To avoid bias and strengthen model validity though, this requires that health care interventions have evidence of a causal treatment effect from the time of treatment until death. For many treatments where mortality is not included in the trial time horizon, evidence for longer-term effectiveness and treatment adherence is usually non-existent or of poor quality. Short trial durations (e.g., 6 months to 1 year) limit our ability to obtain such longer-term causal estimates from RCTs. Thus, for decision-analytic modelling-based analyses, longer-term disease and care pathway effect evidence comes from observational data, extrapolation, and/or expert opinion/assumptions to allow the model to run for the longer time horizon. However, decision models need to ensure they are transparent about issues associated with any form of extrapolation beyond the trial duration, as we are potentially trading off decreasing uncertainly for an increase in bias and decrease in model validity (see Sect. 3).

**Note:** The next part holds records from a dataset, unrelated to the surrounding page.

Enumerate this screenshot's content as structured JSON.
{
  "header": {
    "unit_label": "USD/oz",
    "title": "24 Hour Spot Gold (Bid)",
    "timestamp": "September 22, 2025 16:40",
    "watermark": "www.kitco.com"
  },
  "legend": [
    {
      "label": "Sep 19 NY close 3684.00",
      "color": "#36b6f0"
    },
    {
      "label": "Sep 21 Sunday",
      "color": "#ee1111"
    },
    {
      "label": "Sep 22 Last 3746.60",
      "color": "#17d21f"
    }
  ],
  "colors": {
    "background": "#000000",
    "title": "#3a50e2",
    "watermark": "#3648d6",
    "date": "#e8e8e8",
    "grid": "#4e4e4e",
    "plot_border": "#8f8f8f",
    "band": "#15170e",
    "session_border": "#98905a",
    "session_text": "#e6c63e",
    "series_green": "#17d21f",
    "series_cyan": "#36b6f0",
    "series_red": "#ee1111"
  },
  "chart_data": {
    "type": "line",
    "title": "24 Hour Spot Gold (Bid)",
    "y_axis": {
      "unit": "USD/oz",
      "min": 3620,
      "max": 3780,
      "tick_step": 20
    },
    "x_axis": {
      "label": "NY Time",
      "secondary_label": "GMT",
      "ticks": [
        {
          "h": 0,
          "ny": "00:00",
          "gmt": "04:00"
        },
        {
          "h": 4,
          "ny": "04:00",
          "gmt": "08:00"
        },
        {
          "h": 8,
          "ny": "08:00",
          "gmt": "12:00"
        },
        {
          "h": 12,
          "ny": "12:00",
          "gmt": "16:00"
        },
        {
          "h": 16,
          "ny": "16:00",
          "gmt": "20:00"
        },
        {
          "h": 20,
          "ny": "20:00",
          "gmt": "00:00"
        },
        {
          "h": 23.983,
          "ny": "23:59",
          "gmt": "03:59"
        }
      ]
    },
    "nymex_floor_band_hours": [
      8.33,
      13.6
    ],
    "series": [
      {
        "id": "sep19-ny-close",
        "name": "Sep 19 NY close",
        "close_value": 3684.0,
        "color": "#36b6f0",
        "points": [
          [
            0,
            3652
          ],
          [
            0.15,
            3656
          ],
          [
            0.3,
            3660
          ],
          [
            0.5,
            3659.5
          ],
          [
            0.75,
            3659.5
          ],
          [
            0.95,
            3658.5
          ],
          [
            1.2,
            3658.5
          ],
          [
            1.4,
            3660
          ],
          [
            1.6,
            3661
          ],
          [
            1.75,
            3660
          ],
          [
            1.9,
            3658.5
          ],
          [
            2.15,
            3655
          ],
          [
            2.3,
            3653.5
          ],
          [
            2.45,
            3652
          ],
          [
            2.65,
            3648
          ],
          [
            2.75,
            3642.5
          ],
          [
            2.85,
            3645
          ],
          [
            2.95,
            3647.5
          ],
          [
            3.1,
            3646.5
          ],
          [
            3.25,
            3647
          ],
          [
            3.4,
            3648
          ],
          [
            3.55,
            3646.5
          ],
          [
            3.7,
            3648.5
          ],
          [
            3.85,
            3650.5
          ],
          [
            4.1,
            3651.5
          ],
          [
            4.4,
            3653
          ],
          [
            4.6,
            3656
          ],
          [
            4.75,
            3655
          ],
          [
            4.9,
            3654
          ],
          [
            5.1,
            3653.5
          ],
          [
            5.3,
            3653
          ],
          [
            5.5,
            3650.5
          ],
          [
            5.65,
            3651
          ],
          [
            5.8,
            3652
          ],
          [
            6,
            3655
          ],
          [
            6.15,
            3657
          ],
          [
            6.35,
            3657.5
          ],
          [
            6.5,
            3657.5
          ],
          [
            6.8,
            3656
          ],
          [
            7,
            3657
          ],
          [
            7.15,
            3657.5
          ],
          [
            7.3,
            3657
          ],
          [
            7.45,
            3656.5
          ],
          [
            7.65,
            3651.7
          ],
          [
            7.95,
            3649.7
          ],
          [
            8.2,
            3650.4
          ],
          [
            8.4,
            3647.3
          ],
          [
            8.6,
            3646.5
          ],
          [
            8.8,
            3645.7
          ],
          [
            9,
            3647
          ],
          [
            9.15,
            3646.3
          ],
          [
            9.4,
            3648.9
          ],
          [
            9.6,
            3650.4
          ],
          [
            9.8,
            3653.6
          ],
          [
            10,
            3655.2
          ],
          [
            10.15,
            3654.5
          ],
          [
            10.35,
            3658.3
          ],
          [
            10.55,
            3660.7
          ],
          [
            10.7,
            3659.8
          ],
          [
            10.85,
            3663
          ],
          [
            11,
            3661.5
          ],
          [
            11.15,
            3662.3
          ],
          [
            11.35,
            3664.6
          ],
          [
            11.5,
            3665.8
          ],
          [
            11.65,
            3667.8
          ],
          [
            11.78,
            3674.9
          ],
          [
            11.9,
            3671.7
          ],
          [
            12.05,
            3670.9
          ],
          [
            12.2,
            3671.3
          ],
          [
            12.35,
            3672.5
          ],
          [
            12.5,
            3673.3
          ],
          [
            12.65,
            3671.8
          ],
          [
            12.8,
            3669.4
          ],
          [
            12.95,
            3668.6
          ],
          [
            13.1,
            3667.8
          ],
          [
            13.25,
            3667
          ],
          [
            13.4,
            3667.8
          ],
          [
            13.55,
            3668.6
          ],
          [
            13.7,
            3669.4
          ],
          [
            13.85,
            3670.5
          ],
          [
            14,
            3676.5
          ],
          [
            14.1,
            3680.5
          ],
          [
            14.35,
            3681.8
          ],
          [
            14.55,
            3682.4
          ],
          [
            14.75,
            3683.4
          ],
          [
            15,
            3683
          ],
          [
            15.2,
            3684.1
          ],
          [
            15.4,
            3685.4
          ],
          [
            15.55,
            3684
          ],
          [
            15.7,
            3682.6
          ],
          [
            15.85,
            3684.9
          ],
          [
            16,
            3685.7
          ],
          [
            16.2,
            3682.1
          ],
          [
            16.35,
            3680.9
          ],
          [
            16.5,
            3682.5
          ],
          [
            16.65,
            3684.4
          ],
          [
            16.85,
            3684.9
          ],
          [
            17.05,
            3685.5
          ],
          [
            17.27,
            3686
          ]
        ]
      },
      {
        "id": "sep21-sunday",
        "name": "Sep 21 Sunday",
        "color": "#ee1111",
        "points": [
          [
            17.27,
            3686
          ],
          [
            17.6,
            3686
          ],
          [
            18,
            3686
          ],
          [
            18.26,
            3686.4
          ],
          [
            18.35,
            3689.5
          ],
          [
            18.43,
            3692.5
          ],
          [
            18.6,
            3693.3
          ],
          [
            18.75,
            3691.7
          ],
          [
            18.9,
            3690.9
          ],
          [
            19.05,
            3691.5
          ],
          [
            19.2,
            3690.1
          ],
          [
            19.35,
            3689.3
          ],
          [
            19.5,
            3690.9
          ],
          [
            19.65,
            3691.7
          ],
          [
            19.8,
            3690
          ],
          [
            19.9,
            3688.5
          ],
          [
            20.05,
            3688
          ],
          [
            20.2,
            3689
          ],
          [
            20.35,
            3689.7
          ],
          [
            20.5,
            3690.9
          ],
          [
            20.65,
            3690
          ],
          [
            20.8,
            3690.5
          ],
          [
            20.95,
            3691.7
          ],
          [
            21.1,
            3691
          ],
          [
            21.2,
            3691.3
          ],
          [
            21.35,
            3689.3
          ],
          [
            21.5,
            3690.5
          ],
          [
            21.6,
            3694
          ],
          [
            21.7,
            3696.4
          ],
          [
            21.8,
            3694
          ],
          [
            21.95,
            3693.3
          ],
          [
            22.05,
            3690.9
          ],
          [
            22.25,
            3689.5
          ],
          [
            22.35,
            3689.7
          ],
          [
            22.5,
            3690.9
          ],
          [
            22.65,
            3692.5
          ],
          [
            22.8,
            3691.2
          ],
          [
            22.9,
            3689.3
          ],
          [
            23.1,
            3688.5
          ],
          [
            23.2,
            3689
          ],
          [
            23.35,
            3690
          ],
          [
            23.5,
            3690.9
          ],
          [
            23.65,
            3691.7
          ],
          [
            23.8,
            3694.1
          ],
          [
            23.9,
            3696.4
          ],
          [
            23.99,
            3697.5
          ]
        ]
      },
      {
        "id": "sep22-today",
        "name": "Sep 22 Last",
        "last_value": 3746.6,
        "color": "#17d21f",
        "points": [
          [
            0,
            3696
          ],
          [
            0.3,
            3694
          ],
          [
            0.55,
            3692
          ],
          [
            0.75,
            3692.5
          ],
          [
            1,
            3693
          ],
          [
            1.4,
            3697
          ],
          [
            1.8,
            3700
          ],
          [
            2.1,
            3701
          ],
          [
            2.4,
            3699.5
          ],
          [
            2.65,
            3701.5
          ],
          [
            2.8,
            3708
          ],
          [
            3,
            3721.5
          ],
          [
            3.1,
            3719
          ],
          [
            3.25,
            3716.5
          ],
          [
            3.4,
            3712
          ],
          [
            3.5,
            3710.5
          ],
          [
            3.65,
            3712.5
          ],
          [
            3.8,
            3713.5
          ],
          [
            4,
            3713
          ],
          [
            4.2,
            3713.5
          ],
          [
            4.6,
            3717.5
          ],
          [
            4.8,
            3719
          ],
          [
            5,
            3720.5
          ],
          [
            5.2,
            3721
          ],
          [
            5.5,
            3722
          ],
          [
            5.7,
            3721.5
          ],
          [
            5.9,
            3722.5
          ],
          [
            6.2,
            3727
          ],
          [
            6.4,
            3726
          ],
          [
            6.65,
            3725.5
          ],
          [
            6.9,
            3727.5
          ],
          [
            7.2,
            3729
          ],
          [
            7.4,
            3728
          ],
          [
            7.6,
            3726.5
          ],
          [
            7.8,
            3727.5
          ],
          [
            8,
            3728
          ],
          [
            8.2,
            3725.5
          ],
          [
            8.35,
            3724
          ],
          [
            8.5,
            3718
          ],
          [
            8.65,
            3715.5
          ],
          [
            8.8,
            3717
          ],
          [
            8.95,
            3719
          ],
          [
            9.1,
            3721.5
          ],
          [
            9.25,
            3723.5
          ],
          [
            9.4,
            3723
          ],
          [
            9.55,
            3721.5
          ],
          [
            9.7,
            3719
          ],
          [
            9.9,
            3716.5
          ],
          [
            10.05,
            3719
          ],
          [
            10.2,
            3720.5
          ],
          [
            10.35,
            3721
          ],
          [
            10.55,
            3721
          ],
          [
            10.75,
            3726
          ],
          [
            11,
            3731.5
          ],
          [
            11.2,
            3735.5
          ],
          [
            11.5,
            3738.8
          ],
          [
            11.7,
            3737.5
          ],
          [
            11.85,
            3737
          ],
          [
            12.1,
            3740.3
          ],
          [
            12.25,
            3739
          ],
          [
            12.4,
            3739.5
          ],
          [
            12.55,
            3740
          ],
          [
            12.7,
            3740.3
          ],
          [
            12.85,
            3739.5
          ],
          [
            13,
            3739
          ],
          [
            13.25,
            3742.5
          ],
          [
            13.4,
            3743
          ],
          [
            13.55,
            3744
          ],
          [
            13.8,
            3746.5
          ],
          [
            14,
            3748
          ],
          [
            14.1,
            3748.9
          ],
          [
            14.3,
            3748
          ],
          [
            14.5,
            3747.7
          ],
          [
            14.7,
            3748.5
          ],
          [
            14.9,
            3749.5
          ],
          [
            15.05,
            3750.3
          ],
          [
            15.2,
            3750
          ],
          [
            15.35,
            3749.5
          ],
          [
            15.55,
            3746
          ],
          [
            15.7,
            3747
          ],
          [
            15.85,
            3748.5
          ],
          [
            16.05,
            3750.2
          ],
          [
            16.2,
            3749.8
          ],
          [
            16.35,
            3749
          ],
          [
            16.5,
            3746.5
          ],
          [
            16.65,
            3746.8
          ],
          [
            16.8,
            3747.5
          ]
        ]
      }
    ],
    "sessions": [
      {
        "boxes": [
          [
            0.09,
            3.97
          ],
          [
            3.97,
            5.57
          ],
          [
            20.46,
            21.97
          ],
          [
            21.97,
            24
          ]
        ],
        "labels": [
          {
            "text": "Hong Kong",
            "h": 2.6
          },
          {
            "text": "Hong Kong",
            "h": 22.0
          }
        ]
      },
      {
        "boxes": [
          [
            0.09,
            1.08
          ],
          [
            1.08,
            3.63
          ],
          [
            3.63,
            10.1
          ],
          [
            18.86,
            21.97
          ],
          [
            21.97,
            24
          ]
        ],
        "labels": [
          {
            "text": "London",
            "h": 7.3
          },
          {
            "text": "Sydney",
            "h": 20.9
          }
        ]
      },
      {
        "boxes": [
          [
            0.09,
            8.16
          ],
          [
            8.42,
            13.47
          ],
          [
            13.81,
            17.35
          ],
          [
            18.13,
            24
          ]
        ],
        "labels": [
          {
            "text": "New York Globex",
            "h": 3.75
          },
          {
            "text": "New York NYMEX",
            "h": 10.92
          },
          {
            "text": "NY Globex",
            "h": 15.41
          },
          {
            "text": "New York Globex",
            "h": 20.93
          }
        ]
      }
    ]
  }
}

As such, there is a case to be made against extrapolating beyond the RCT time horizon. As noted by Sculpher et al. [6], RCTs are often thoughtfully designed to capture the key clinical endpoint over a relevant time horizon. This should also be sufficient to identify if adverse events differ between the trial arms. This raises an interesting consideration though: if a trial-based economic evaluation estimates an intervention to be cost effective over the RCT time horizon, what is the reason for developing a decision model to extrapolate cost effectiveness beyond that time horizon?

If the shorter-term trial-based economic evaluation suggests the intervention is cost effective, there is limited rationale to model the longer term as the key clinical impact which would be used to drive the model will have already happened and should be reflected in the trial-based cost-effectiveness evidence. As such, there is limited requirement to look over the longer term, particularly if a model’s extrapolation assumes either ongoing intervention effectiveness or effectiveness reduction to at least the same level as the counterfactual (e.g., treatment as usual). In these instances, modelling the longer term is unlikely to result in an incremental cost-effectiveness ratio that will change the interpretation of cost effectiveness, particularly if there are no ongoing treatment costs or longer-term effects which would sway the results to the advantage of the control. Given that looking beyond the RCT time horizon increases the potential for bias, this seems unnecessary given we risk reducing the validity of the results unless appropriate analyses have been conducted for the purpose of extrapolation [12].

5 Conclusion

We agree with past articles that acknowledge the limitations of RCT-based analyses. We also agree decision-analytic modelling is necessary in situations with incorrect comparators, when a key outcome of interest is not captured, and if evidence synthesis (e.g., meta-analyses) is possible/required. However, the emerging paradigm that decision-analytic models are always needed and are superior to RCT-based analyses seems inaccurate; in many cases, we are potentially trading more information for more bias. In our suggested circumstances, RCT-based economic evaluation should be considered not only sufficient, but also preferred to decision analytical modelling-based analyses when causal inference and reducing bias is a key consideration.